Prenons les réseaux sociaux : vous êtes seul chez vous un samedi soir, scrollant votre fil Instagram pour voir des gens de votre âge en club, probablement en train de passer le meilleur moment de leur vie. Des sentiments contradictoires se bousculent alors en vous. Sont-ils vraiment en train de s’éclater ou de s’ennuyer à mourir dans un club à moitié vide qui a l’air bien plus excitant sur l’écran d’un smartphone qu’il ne l’est en réalité ? Aucun moyen d’en être sûr, mais vous êtes au bout du rouleau. Voilà un exemple d’hyper-réalité vue à travers le simulacre d’une story Instagram.

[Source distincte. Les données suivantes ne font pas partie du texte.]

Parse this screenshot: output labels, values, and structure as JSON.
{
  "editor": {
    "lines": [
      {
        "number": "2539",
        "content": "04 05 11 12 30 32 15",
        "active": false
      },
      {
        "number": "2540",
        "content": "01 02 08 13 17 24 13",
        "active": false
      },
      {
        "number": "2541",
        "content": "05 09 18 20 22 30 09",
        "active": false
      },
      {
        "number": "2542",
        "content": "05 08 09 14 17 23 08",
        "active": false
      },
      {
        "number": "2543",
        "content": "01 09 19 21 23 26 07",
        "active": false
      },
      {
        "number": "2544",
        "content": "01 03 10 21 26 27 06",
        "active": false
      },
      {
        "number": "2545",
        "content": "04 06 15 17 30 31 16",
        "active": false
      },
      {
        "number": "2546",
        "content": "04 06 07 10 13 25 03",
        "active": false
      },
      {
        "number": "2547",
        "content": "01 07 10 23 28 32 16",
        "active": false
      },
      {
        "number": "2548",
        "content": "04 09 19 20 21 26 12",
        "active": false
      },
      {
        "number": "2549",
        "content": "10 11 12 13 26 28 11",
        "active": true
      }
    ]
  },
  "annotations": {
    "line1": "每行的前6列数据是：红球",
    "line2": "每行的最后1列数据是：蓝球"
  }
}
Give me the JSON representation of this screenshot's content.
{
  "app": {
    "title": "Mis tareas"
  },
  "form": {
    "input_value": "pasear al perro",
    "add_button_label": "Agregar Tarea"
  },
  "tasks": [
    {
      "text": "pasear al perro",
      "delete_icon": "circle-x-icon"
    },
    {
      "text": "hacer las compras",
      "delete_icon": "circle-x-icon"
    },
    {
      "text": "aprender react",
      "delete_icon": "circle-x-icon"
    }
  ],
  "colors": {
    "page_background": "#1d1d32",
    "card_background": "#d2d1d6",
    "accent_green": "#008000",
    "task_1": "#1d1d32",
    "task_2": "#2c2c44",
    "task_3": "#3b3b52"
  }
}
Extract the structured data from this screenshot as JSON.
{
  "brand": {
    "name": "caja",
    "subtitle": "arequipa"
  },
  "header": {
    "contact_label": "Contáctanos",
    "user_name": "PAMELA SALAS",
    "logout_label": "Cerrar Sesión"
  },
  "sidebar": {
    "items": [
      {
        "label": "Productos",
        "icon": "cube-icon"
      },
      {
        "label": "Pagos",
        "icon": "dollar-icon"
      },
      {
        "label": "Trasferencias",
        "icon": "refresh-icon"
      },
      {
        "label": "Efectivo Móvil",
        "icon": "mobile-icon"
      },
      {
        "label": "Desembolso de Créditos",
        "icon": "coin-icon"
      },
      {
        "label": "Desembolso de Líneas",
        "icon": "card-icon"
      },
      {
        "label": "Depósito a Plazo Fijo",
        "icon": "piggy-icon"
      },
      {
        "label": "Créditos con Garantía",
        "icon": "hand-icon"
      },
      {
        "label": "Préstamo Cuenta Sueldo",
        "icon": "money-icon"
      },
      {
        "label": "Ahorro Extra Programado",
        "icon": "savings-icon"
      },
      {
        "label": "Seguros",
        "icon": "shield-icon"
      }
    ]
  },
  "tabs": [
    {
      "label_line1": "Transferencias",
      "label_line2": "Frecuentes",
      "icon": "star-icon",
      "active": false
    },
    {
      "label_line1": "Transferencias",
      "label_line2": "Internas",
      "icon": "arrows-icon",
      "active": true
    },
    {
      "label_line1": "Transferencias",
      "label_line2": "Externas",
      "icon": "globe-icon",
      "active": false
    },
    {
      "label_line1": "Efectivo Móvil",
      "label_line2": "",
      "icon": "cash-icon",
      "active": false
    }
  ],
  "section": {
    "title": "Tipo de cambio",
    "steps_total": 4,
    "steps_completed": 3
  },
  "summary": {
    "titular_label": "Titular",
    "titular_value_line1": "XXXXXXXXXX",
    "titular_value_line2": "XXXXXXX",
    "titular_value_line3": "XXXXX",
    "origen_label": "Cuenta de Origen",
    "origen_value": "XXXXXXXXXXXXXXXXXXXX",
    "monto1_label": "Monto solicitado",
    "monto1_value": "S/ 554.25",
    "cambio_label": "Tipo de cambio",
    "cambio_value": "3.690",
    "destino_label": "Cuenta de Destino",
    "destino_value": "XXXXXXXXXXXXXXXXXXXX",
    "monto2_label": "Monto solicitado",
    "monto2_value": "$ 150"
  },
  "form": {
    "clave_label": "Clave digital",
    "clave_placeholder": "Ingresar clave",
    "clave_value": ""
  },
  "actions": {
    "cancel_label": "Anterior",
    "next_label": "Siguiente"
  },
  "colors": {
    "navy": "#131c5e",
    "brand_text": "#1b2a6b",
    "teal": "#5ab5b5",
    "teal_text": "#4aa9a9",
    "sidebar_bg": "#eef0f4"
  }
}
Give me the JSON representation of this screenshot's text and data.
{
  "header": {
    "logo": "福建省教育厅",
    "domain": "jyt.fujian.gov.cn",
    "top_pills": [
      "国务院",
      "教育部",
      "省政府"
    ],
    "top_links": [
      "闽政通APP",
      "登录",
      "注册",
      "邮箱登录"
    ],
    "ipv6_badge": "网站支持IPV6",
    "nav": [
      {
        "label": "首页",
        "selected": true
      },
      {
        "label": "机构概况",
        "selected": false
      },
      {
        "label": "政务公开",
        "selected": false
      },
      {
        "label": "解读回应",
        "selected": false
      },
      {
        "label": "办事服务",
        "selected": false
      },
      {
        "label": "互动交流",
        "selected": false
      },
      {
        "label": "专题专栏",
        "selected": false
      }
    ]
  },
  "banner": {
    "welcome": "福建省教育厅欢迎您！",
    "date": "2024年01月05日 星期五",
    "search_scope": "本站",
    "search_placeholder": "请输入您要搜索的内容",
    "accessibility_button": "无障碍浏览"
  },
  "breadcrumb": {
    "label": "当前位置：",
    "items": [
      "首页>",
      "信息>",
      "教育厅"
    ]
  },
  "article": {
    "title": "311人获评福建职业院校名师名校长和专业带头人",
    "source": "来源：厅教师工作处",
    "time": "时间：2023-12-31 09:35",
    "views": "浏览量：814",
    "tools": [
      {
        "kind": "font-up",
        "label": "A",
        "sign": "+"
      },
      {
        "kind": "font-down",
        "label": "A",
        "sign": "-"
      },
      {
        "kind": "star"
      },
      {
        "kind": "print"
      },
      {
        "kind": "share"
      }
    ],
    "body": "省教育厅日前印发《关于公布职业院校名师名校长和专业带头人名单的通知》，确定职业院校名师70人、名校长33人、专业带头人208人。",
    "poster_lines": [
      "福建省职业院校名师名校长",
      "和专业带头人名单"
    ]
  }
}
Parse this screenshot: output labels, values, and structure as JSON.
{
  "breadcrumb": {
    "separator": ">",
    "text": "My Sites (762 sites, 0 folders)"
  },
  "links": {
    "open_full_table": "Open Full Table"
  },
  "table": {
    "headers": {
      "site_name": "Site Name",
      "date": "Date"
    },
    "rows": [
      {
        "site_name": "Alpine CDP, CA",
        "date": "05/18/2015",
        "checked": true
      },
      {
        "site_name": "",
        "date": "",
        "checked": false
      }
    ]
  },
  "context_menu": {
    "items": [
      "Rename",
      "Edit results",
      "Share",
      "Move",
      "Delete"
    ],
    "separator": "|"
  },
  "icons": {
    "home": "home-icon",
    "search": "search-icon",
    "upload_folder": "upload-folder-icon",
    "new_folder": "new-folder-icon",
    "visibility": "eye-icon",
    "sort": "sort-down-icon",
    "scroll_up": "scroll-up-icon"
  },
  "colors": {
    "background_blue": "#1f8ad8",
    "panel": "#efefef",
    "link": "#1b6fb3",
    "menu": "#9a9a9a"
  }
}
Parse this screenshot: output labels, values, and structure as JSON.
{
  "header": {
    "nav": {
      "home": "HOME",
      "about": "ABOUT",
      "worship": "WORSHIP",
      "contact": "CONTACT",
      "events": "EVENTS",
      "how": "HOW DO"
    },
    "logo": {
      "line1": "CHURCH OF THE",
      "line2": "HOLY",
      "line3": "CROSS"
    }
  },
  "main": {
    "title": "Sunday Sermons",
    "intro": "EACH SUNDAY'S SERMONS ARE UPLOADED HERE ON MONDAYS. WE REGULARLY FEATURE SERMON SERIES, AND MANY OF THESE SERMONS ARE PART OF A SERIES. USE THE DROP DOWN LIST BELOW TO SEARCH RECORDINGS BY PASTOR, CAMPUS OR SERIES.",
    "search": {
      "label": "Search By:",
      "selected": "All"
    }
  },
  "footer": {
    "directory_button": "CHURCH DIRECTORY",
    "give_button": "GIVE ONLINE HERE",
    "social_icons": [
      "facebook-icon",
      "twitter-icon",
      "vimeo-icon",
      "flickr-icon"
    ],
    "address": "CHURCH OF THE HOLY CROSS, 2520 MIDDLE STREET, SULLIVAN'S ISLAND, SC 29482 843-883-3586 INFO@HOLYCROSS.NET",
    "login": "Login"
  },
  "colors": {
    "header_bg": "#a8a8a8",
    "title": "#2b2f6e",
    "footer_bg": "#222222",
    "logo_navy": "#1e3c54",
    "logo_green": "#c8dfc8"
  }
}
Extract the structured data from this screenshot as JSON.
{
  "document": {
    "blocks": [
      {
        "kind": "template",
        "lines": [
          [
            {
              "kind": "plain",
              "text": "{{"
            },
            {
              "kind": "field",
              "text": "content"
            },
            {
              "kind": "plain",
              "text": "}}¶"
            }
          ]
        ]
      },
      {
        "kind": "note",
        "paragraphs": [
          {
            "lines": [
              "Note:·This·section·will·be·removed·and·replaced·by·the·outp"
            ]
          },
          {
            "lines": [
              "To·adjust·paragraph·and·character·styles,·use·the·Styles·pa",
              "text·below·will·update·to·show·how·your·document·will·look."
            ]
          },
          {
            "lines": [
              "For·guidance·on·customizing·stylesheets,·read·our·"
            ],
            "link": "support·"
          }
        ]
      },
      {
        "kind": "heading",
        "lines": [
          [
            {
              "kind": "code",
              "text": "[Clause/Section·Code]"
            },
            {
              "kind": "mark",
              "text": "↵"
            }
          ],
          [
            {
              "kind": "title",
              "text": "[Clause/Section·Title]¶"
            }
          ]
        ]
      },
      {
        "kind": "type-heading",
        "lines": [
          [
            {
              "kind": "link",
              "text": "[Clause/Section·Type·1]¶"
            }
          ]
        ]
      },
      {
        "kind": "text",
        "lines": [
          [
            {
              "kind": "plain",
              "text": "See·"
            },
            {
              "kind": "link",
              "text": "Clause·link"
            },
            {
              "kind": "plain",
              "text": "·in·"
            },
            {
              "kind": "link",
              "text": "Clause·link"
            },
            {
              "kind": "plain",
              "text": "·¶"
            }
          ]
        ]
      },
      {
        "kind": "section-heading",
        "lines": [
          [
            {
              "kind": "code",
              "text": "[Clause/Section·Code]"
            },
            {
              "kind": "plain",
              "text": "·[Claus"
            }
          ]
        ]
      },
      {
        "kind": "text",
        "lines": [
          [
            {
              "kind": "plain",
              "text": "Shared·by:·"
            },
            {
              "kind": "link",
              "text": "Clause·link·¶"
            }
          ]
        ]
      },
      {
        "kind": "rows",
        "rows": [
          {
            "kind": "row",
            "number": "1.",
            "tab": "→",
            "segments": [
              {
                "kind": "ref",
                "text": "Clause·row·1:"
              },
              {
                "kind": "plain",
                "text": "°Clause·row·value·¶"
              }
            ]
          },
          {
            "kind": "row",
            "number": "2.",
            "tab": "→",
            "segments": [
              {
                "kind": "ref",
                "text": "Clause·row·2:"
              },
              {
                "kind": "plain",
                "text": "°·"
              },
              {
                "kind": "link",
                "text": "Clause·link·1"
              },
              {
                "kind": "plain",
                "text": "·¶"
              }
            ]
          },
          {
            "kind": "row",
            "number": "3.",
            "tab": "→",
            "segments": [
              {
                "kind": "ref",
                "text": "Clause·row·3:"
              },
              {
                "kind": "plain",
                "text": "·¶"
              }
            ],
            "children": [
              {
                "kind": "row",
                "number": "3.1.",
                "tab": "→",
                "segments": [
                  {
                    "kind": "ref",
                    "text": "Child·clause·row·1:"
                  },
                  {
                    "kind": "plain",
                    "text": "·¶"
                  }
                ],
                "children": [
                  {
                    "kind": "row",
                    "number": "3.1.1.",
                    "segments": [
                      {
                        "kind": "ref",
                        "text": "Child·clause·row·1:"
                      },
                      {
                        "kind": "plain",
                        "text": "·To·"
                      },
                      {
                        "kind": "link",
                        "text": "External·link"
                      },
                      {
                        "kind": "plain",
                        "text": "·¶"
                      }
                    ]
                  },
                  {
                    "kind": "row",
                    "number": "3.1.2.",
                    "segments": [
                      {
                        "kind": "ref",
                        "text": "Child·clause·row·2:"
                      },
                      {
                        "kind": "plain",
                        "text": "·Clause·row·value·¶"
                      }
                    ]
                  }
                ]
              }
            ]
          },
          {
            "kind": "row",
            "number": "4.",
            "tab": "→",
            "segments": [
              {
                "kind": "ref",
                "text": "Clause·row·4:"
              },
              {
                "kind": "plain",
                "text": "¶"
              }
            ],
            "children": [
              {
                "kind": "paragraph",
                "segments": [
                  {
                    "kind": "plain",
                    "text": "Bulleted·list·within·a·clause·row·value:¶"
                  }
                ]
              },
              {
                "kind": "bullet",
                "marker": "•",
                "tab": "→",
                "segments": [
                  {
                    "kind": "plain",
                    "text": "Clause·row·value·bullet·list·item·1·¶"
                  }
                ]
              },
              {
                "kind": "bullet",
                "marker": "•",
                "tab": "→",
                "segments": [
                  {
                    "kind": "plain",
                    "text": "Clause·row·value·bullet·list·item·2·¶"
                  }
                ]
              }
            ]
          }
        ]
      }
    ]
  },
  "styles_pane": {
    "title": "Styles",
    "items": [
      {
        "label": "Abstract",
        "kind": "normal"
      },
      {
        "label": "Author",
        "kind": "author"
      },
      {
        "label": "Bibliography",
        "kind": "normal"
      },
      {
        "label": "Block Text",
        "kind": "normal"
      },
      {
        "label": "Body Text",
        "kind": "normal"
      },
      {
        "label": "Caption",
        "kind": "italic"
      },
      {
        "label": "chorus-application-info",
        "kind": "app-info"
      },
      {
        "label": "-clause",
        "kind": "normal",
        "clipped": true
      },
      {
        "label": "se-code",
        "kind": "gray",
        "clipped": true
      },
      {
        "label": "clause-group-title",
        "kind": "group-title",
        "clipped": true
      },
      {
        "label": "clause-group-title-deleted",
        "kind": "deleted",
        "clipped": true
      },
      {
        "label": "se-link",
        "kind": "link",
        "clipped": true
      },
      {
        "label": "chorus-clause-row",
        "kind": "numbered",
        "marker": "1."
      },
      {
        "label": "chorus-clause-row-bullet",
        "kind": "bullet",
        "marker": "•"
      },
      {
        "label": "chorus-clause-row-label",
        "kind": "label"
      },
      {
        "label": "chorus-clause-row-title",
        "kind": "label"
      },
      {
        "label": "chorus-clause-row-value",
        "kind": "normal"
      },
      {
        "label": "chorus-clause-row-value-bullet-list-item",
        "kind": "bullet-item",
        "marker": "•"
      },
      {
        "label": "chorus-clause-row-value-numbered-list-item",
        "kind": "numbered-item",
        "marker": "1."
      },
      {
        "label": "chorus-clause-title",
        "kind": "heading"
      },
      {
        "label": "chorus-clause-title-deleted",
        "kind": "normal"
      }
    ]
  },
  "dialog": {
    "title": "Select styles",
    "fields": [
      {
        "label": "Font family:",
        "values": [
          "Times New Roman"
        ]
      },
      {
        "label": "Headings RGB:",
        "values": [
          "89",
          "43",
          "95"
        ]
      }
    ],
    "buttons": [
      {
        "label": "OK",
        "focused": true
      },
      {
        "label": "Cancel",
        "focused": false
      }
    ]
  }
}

Vous êtes vous déjà senti abattu après avoir acheté quelque chose dont vous rêviez pourtant depuis longtemps ? Engourdi lorsque la satisfaction d’avoir acheté cet objet ne s’est pas montrée à la hauteur du désir que vous éprouviez en le désirant ? L’explication tient en une phrase : nous achetons le simulacre plutôt que l’objet – le sportswear est donc censé faire de nous des athlètes, la montre nous donner l’allure de James Bond. Et promouvoir la fuite aspirationnelle, un produit qui n’existe pas vraiment. S’il avait assisté à la prolifération des vidéos de unboxing , Baudrillard les aurait sans doute perçues comme une tentative névrosée de recréer l’illusion hyper-réelle de la publicité.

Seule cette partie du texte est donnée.